—Étaient-ce au moins des ouvriers aisés?
—Comme dans tous les ménages: quand je dis ménages, ils n'étaient pas mariés, mais ils s'appelaient mari et femme. Il y avait des hauts et des bas; aujourd'hui dans l'abondance, si le travail donnait; demain dans la gêne, s'il ne donnait pas; mais ça n'empêchait pas l'homme et la femme d'être contents de tout et toujours gais (à ce souvenir la physionomie de Rigolette redevint sereine). Il n'y avait pas dans le quartier un ménage pareil; toujours en train, toujours chantant; avec ça bons comme il n'est pas possible: ce qui était à eux était aux autres. Maman Crétu était une grosse réjouie de trente ans, propre comme un sou, vive comme une anguille, joyeuse comme un pinson. Son mari était un autre Roger-Bontemps; il avait un grand nez, une grande bouche, toujours un bonnet de papier sur la tête, et une figure si drôle, mais si drôle, qu'on ne pouvait le regarder sans rire. Une fois revenu à la maison, après l'ouvrage, il ne faisait que chanter, grimacer, gambader comme un enfant, il me faisait danser, sauter sur ses genoux; il jouait avec moi comme s'il avait été de mon âge; et sa femme me gâtait que c'était une bénédiction! Tous deux ne me demandaient qu'une chose, d'être de bonne humeur; et ce n'était pas ça, Dieu merci! qui me manquait. Aussi ils m'ont baptisée Rigolette et le nom m'en est resté. Quant à la gaieté, ils me donnaient l'exemple; jamais je ne les ai vus tristes. S'ils se faisaient des reproches, c'était la femme qui disait à son mari: «Tiens, Crétu, c'est bête, mais tu me fais trop rire!» Ou bien c'était lui qui disait à sa femme: «Tiens, tais-toi, Ramonette (je ne sais pas pourquoi il l'appelait Ramonette), tais-toi, tu me fais mal, tu es trop drôle!...» Et moi je riais de les voir rire... Voilà comme j'ai été élevée, et comme ils m'ont formé le caractère... J'espère que j'ai profité!

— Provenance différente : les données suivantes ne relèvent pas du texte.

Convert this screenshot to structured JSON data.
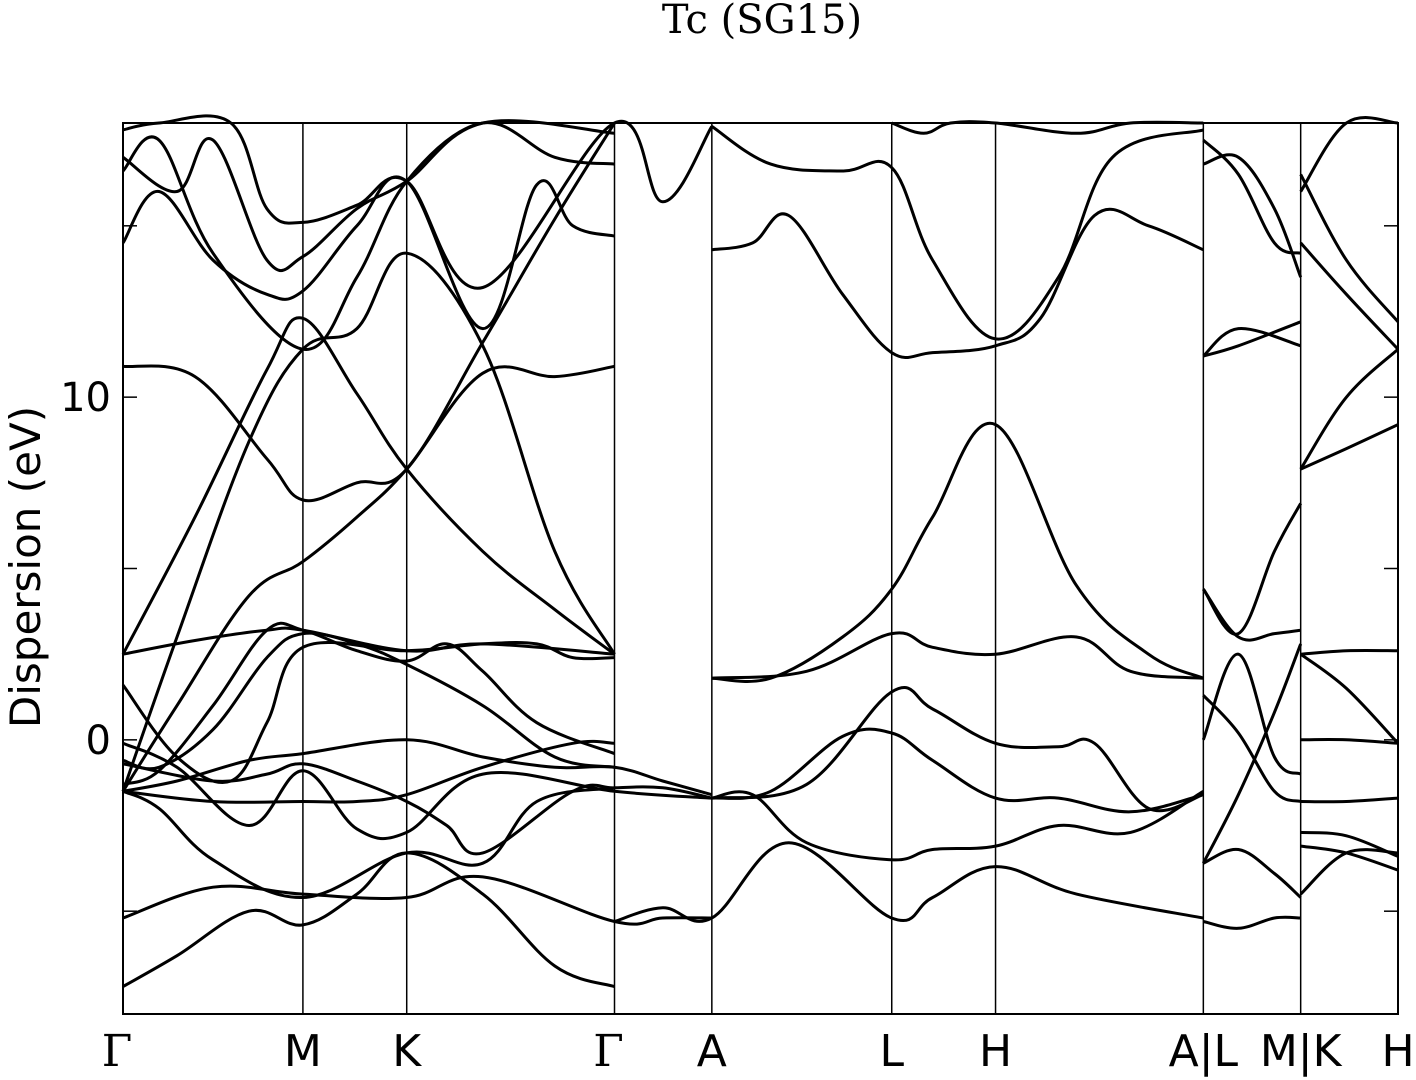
{
  "chart_data": {
    "type": "line",
    "title": "Tc (SG15)",
    "xlabel": "",
    "ylabel": "Dispersion (eV)",
    "ylim": [
      -8,
      18
    ],
    "yticks_labeled": [
      0,
      10
    ],
    "yticks_minor": [
      -5,
      5,
      15
    ],
    "grid": false,
    "legend": "none",
    "color": "#000000",
    "kpoints": [
      {
        "label": "Γ",
        "pos": 0.0
      },
      {
        "label": "M",
        "pos": 1.0
      },
      {
        "label": "K",
        "pos": 1.577
      },
      {
        "label": "Γ",
        "pos": 2.732
      },
      {
        "label": "A",
        "pos": 3.273
      },
      {
        "label": "L",
        "pos": 4.273
      },
      {
        "label": "H",
        "pos": 4.85
      },
      {
        "label": "A|L",
        "pos": 6.005
      },
      {
        "label": "M|K",
        "pos": 6.546
      },
      {
        "label": "H",
        "pos": 7.087
      }
    ],
    "series": [
      {
        "x": [
          0,
          0.3,
          0.7,
          1.0,
          1.3,
          1.577,
          2.0,
          2.4,
          2.732
        ],
        "y": [
          -7.2,
          -6.3,
          -5.0,
          -5.4,
          -4.5,
          -3.3,
          -4.5,
          -6.6,
          -7.2
        ]
      },
      {
        "x": [
          0,
          0.5,
          1.0,
          1.577,
          2.0,
          2.732,
          3.0,
          3.273
        ],
        "y": [
          -5.2,
          -4.3,
          -4.5,
          -4.6,
          -4.0,
          -5.3,
          -5.2,
          -5.2
        ]
      },
      {
        "x": [
          0,
          0.2,
          0.5,
          1.0,
          1.577,
          2.0,
          2.3,
          2.732
        ],
        "y": [
          -1.5,
          -2.0,
          -3.5,
          -4.6,
          -3.3,
          -3.6,
          -1.8,
          -1.4
        ]
      },
      {
        "x": [
          0,
          0.3,
          0.7,
          1.0,
          1.3,
          1.577,
          2.0,
          2.732,
          3.273
        ],
        "y": [
          -0.1,
          -0.8,
          -2.5,
          -0.9,
          -2.6,
          -2.7,
          -1.0,
          -1.5,
          -1.7
        ]
      },
      {
        "x": [
          0,
          0.3,
          0.7,
          1.0,
          1.577,
          2.0,
          2.4,
          2.732,
          3.0,
          3.273
        ],
        "y": [
          -1.5,
          -1.2,
          -0.6,
          -0.4,
          0.0,
          -0.5,
          -0.8,
          -0.8,
          -1.2,
          -1.6
        ]
      },
      {
        "x": [
          0,
          0.5,
          1.0,
          1.3,
          1.577,
          2.0,
          2.5,
          2.732
        ],
        "y": [
          -1.5,
          -1.8,
          -1.8,
          -1.8,
          -1.6,
          -0.8,
          -0.1,
          -0.1
        ]
      },
      {
        "x": [
          0,
          0.5,
          0.8,
          1.0,
          1.3,
          1.577,
          1.8,
          2.0,
          2.5,
          2.732,
          3.0,
          3.273
        ],
        "y": [
          -0.7,
          -1.2,
          -1.0,
          -0.7,
          -1.2,
          -1.8,
          -2.5,
          -3.3,
          -1.5,
          -1.4,
          -1.4,
          -1.7
        ]
      },
      {
        "x": [
          0,
          0.2,
          0.5,
          0.8,
          1.0,
          1.3,
          1.577,
          2.0,
          2.4,
          2.732
        ],
        "y": [
          -0.6,
          -0.8,
          0.3,
          2.4,
          3.1,
          2.8,
          2.2,
          1.0,
          -0.5,
          -0.8
        ]
      },
      {
        "x": [
          0,
          0.3,
          0.6,
          0.8,
          1.0,
          1.577,
          2.0,
          2.3,
          2.5,
          2.732
        ],
        "y": [
          1.6,
          -0.5,
          -1.2,
          0.5,
          2.7,
          2.6,
          2.8,
          2.8,
          2.4,
          2.4
        ]
      },
      {
        "x": [
          0,
          0.2,
          0.5,
          0.8,
          1.0,
          1.3,
          1.577,
          1.8,
          2.0,
          2.3,
          2.732
        ],
        "y": [
          -1.3,
          -0.9,
          1.0,
          3.2,
          3.2,
          2.6,
          2.3,
          2.8,
          2.0,
          0.5,
          -0.4
        ]
      },
      {
        "x": [
          0,
          0.4,
          0.8,
          1.0,
          1.577,
          2.0,
          2.732
        ],
        "y": [
          2.5,
          2.9,
          3.2,
          3.2,
          2.6,
          2.8,
          2.5
        ]
      },
      {
        "x": [
          0,
          0.3,
          0.7,
          1.0,
          1.3,
          1.577,
          2.0,
          2.4,
          2.732
        ],
        "y": [
          -1.5,
          1.0,
          4.2,
          5.2,
          6.5,
          7.9,
          10.7,
          10.6,
          10.9
        ]
      },
      {
        "x": [
          0,
          0.3,
          0.7,
          1.0,
          1.3,
          1.577,
          2.0,
          2.4,
          2.732
        ],
        "y": [
          -1.5,
          3.0,
          8.7,
          11.4,
          12.0,
          14.2,
          11.5,
          5.5,
          2.5
        ]
      },
      {
        "x": [
          0,
          0.4,
          0.8,
          1.0,
          1.3,
          1.577,
          2.0,
          2.4,
          2.732
        ],
        "y": [
          2.5,
          6.5,
          10.8,
          12.3,
          10.1,
          7.9,
          5.5,
          3.8,
          2.5
        ]
      },
      {
        "x": [
          0,
          0.4,
          0.8,
          1.0,
          1.3,
          1.577,
          2.0,
          2.4,
          2.732
        ],
        "y": [
          10.9,
          10.6,
          8.2,
          7.0,
          7.5,
          7.9,
          11.6,
          15.2,
          18.0
        ]
      },
      {
        "x": [
          0,
          0.2,
          0.5,
          0.8,
          1.0,
          1.3,
          1.577,
          2.0,
          2.3,
          2.5,
          2.732
        ],
        "y": [
          14.5,
          16.0,
          14.0,
          13.0,
          13.1,
          15.0,
          16.3,
          12.0,
          16.2,
          15.0,
          14.7
        ]
      },
      {
        "x": [
          0,
          0.2,
          0.5,
          1.0,
          1.3,
          1.577,
          2.0,
          2.4,
          2.732
        ],
        "y": [
          16.6,
          17.5,
          14.2,
          11.4,
          13.5,
          16.3,
          18.0,
          17.0,
          16.8
        ]
      },
      {
        "x": [
          0,
          0.3,
          0.5,
          0.8,
          1.0,
          1.3,
          1.577,
          2.0,
          2.732
        ],
        "y": [
          17.0,
          16.0,
          17.5,
          14.0,
          14.1,
          15.5,
          16.3,
          18.0,
          17.7
        ]
      },
      {
        "x": [
          0,
          0.2,
          0.6,
          0.8,
          1.0,
          1.3,
          1.577,
          2.0,
          2.732,
          3.0,
          3.273
        ],
        "y": [
          17.8,
          18.0,
          18.0,
          15.5,
          15.1,
          15.6,
          16.3,
          13.2,
          18.0,
          15.7,
          17.9
        ]
      },
      {
        "x": [
          2.732,
          3.0,
          3.273,
          3.7,
          4.273,
          4.5,
          4.85,
          5.3,
          6.005
        ],
        "y": [
          -5.3,
          -4.9,
          -5.2,
          -3.0,
          -5.2,
          -4.6,
          -3.7,
          -4.5,
          -5.2
        ]
      },
      {
        "x": [
          3.273,
          3.5,
          3.8,
          4.273,
          4.5,
          4.85,
          5.2,
          5.6,
          6.005
        ],
        "y": [
          -1.7,
          -1.6,
          -3.0,
          -3.5,
          -3.2,
          -3.1,
          -2.5,
          -2.7,
          -1.5
        ]
      },
      {
        "x": [
          3.273,
          3.6,
          4.0,
          4.273,
          4.5,
          4.85,
          5.2,
          5.6,
          6.005
        ],
        "y": [
          -1.7,
          -1.5,
          0.1,
          0.2,
          -0.6,
          -1.7,
          -1.7,
          -2.1,
          -1.6
        ]
      },
      {
        "x": [
          3.273,
          3.8,
          4.273,
          4.5,
          4.85,
          5.2,
          5.4,
          5.7,
          6.005
        ],
        "y": [
          -1.7,
          -1.3,
          1.4,
          0.9,
          -0.1,
          -0.2,
          -0.1,
          -2.0,
          -1.6
        ]
      },
      {
        "x": [
          3.273,
          3.6,
          4.0,
          4.273,
          4.5,
          4.85,
          5.3,
          5.7,
          6.005
        ],
        "y": [
          1.8,
          1.8,
          3.0,
          4.4,
          6.5,
          9.2,
          4.5,
          2.5,
          1.8
        ]
      },
      {
        "x": [
          3.273,
          3.8,
          4.273,
          4.5,
          4.85,
          5.3,
          5.6,
          6.005
        ],
        "y": [
          1.8,
          2.0,
          3.1,
          2.7,
          2.5,
          3.0,
          2.0,
          1.8
        ]
      },
      {
        "x": [
          3.273,
          3.5,
          3.7,
          4.0,
          4.273,
          4.5,
          4.85,
          5.1,
          5.4,
          5.7,
          6.005
        ],
        "y": [
          14.3,
          14.5,
          15.3,
          13.0,
          11.3,
          11.3,
          11.5,
          12.3,
          15.3,
          15.0,
          14.3
        ]
      },
      {
        "x": [
          3.273,
          3.6,
          4.0,
          4.273,
          4.5,
          4.85,
          5.2,
          5.5,
          6.005
        ],
        "y": [
          17.9,
          16.8,
          16.6,
          16.7,
          14.0,
          11.7,
          13.5,
          17.0,
          17.8
        ]
      },
      {
        "x": [
          4.273,
          4.45,
          4.6,
          4.85,
          5.3,
          5.6,
          6.005
        ],
        "y": [
          18.0,
          17.7,
          18.0,
          18.0,
          17.7,
          18.0,
          18.0
        ]
      },
      {
        "x": [
          6.005,
          6.2,
          6.4,
          6.546
        ],
        "y": [
          -5.3,
          -5.5,
          -5.2,
          -5.2
        ]
      },
      {
        "x": [
          6.005,
          6.2,
          6.4,
          6.546
        ],
        "y": [
          -3.6,
          -3.2,
          -3.9,
          -4.6
        ]
      },
      {
        "x": [
          6.005,
          6.2,
          6.4,
          6.546
        ],
        "y": [
          -3.6,
          -1.6,
          0.8,
          2.8
        ]
      },
      {
        "x": [
          6.005,
          6.2,
          6.4,
          6.546
        ],
        "y": [
          0.0,
          2.5,
          -0.5,
          -1.0
        ]
      },
      {
        "x": [
          6.005,
          6.2,
          6.4,
          6.546
        ],
        "y": [
          1.3,
          0.2,
          -1.5,
          -1.8
        ]
      },
      {
        "x": [
          6.005,
          6.2,
          6.4,
          6.546
        ],
        "y": [
          4.4,
          3.0,
          3.1,
          3.2
        ]
      },
      {
        "x": [
          6.005,
          6.2,
          6.4,
          6.546
        ],
        "y": [
          4.4,
          3.1,
          5.5,
          6.9
        ]
      },
      {
        "x": [
          6.005,
          6.2,
          6.546
        ],
        "y": [
          11.2,
          11.5,
          12.2
        ]
      },
      {
        "x": [
          6.005,
          6.2,
          6.546
        ],
        "y": [
          11.2,
          12.0,
          11.5
        ]
      },
      {
        "x": [
          6.005,
          6.2,
          6.4,
          6.546
        ],
        "y": [
          16.8,
          17.0,
          15.5,
          13.5
        ]
      },
      {
        "x": [
          6.005,
          6.2,
          6.4,
          6.546
        ],
        "y": [
          17.5,
          16.5,
          14.5,
          14.2
        ]
      },
      {
        "x": [
          6.546,
          6.8,
          7.087
        ],
        "y": [
          -4.5,
          -3.3,
          -3.3
        ]
      },
      {
        "x": [
          6.546,
          6.8,
          7.087
        ],
        "y": [
          -2.7,
          -2.8,
          -3.4
        ]
      },
      {
        "x": [
          6.546,
          6.8,
          7.087
        ],
        "y": [
          -3.1,
          -3.3,
          -3.8
        ]
      },
      {
        "x": [
          6.546,
          6.8,
          7.087
        ],
        "y": [
          -1.8,
          -1.8,
          -1.7
        ]
      },
      {
        "x": [
          6.546,
          6.8,
          7.087
        ],
        "y": [
          0.0,
          0.0,
          -0.1
        ]
      },
      {
        "x": [
          6.546,
          6.8,
          7.087
        ],
        "y": [
          2.5,
          1.5,
          -0.1
        ]
      },
      {
        "x": [
          6.546,
          6.8,
          7.087
        ],
        "y": [
          2.5,
          2.6,
          2.6
        ]
      },
      {
        "x": [
          6.546,
          6.8,
          7.087
        ],
        "y": [
          7.9,
          8.5,
          9.2
        ]
      },
      {
        "x": [
          6.546,
          6.8,
          7.087
        ],
        "y": [
          7.9,
          10.0,
          11.4
        ]
      },
      {
        "x": [
          6.546,
          6.8,
          7.087
        ],
        "y": [
          14.5,
          13.0,
          11.4
        ]
      },
      {
        "x": [
          6.546,
          6.8,
          7.087
        ],
        "y": [
          16.5,
          14.0,
          12.2
        ]
      },
      {
        "x": [
          6.546,
          6.8,
          7.087
        ],
        "y": [
          16.0,
          18.0,
          18.0
        ]
      }
    ]
  }
}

—À merveille, ma voisine! Ainsi entre eux jamais de disputes?
—Jamais, au grand jamais!... Le dimanche, le lundi, quelquefois le mardi, ils faisaient, comme ils disaient, la noce, et ils m'emmenaient toujours avec eux. Papa Crétu était très-bon ouvrier, quand il voulait travailler, il gagnait ce qu'il lui plaisait; sa femme aussi. Dès qu'ils avaient de quoi faire le dimanche et le lundi, et vivre au courant tant bien que mal, ils étaient contents. Après ça, fallait-il chômer, ils étaient contents tout de même... Je me rappelle que, quand nous n'avions que du pain et de l'eau, papa Crétu prenait dans sa bibliothèque...
—Il avait une bibliothèque?
—Il appelait ainsi un petit casier où il mettait tous les recueils de chansons nouvelles... Il les achetait et il les savait toutes. Quand il n'y avait donc que du pain à la maison, il prenait dans sa bibliothèque un vieux livre de cuisine, et il nous disait: «Voyons, qu'est-ce que nous allons manger aujourd'hui? Ceci? Cela?...» et il nous lisait le titre d'une foule de bonnes choses. Chacun choisissait son plat; papa Crétu prenait une casserole vide, et, avec des mines et des plaisanteries les plus drôles du monde, il avait l'air de mettre dans la casserole tout ce qu'il fallait pour composer un bon ragoût; et puis il faisait semblant de verser ça dans un plat vide aussi, qu'il posait sur la table, toujours avec des grimaces à nous tenir les côtes; il reprenait ensuite son livre, et pendant qu'il nous lisait, par exemple, le récit d'une bonne fricassée de poulet que nous avions choisie, et qui nous faisait venir l'eau à la bouche... nous mangions notre pain... avec sa lecture, en riant comme des fous.
—Et ce joyeux ménage avait des dettes?
—Jamais! Tant qu'il y avait de l'argent, on noçait; quand il n'y en avait pas, on dînait en détrempe, comme disait papa Crétu à cause de son état.
—Et à l'avenir, il n'y songeait pas?
—Ah bien, oui! L'avenir, pour nous, c'était le dimanche et le lundi. L'été, nous les passions aux barrières; l'hiver, dans le faubourg.